Teaminterne Streitigkeiten zwischen Sebastian Vettel und Mark Webber, die im Vorjahr in der Türkei aneinander geraten waren, wollte er vor der Rückkehr auf das Otodrom in Istanbul als weiteren möglichen Störfaktor beim Team aus Fuschl aber ausschließen. Vornehmlich, da Webber nach Laudas Meinung gegen seinen deutschen Teamgefährten im Moment ohnehin kein Land sehen würde. "Es ist vollkommen klar, dass Vettel, der als Weltmeister noch stärker in diese Saison gegangen ist, noch einen Schritt nachgelegt hat. Übers ganze Jahr gesehen wird Vettel immer der Schnellere sein", meinte der Österreicher in Bezug auf das Duell mit Webber.

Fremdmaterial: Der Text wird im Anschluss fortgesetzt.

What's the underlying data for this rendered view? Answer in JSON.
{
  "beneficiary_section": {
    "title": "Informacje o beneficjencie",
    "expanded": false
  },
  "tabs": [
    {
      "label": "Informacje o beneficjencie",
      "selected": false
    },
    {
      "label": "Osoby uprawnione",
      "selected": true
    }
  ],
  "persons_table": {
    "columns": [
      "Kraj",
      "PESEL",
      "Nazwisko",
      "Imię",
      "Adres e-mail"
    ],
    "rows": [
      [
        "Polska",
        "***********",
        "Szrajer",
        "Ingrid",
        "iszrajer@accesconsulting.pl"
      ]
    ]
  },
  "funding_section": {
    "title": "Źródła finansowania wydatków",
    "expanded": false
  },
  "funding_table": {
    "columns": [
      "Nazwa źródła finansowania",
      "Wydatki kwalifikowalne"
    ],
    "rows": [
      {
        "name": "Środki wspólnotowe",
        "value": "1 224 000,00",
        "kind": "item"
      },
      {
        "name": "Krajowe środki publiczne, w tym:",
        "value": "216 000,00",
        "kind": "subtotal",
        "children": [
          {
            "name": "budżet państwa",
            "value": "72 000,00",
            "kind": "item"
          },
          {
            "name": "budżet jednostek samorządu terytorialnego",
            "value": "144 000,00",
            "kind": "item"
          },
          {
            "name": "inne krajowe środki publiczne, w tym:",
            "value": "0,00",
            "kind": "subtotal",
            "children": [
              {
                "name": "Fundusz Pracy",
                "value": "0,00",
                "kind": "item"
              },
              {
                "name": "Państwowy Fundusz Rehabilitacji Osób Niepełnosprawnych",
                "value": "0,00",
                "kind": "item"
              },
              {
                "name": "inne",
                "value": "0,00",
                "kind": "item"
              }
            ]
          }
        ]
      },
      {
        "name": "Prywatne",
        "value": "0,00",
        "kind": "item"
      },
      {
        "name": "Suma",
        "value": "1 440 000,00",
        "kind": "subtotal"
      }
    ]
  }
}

Mercedes-Siege unter Normalbedingungen unmöglich

Aufholbedarf habe aber nicht nur der Australier, sondern auch die Mehrzahl der weiteren Konkurrenz in der Königsklasse. Bei Mercedes beispielsweise, sei aber immerhin ein Aufwärtstrend zu erkennen. "In China hat Mercedes bis auf die Tankpanne Zeichen gesetzt, dass es jetzt unter gewissen Bedingungen richtig kompetitiv ist. Jetzt kommt es drauf an, was die nachlegen an Entwicklungen", glaubte Lauda, der aber auch hinzufügte: "Siege von Michael Schumacher oder Nico Rosberg sind im Moment unmöglich unter Normalbedingungen, das ist noch ein weiter Weg. Erst einmal muss es das Ziel sein, sich anstelle von McLaren zur zweiten Kraft hochzuarbeiten."

Eine gewisse Problematik wollte der 62-Jährige auch bei einem anderen Verfolgerteam feststellen. "Renault hatte von Anfang an ein gutes Auto, aber das Team ist natürlich auch bis zu einem gewissen Grad limitiert durch seine Piloten Nick Heidfeld und Vitaly Petrov. Die machen zwar einen guten Job in diesem Auto, aber wenn es dann richtig um das letzte Quäntchen geht, fehlt natürlich der Topfahrer dort", sagte Lauda. "Mit einem Robert Kubica würde ich Renault noch mehr zutrauen. Die Renaults werden immer wieder überraschen, unter Umständen mit weiteren Podiumsplätzen, aber ich glaube, damit wird es auch irgendwann vorbei sein", lautete die Prognose des Ex-Champions.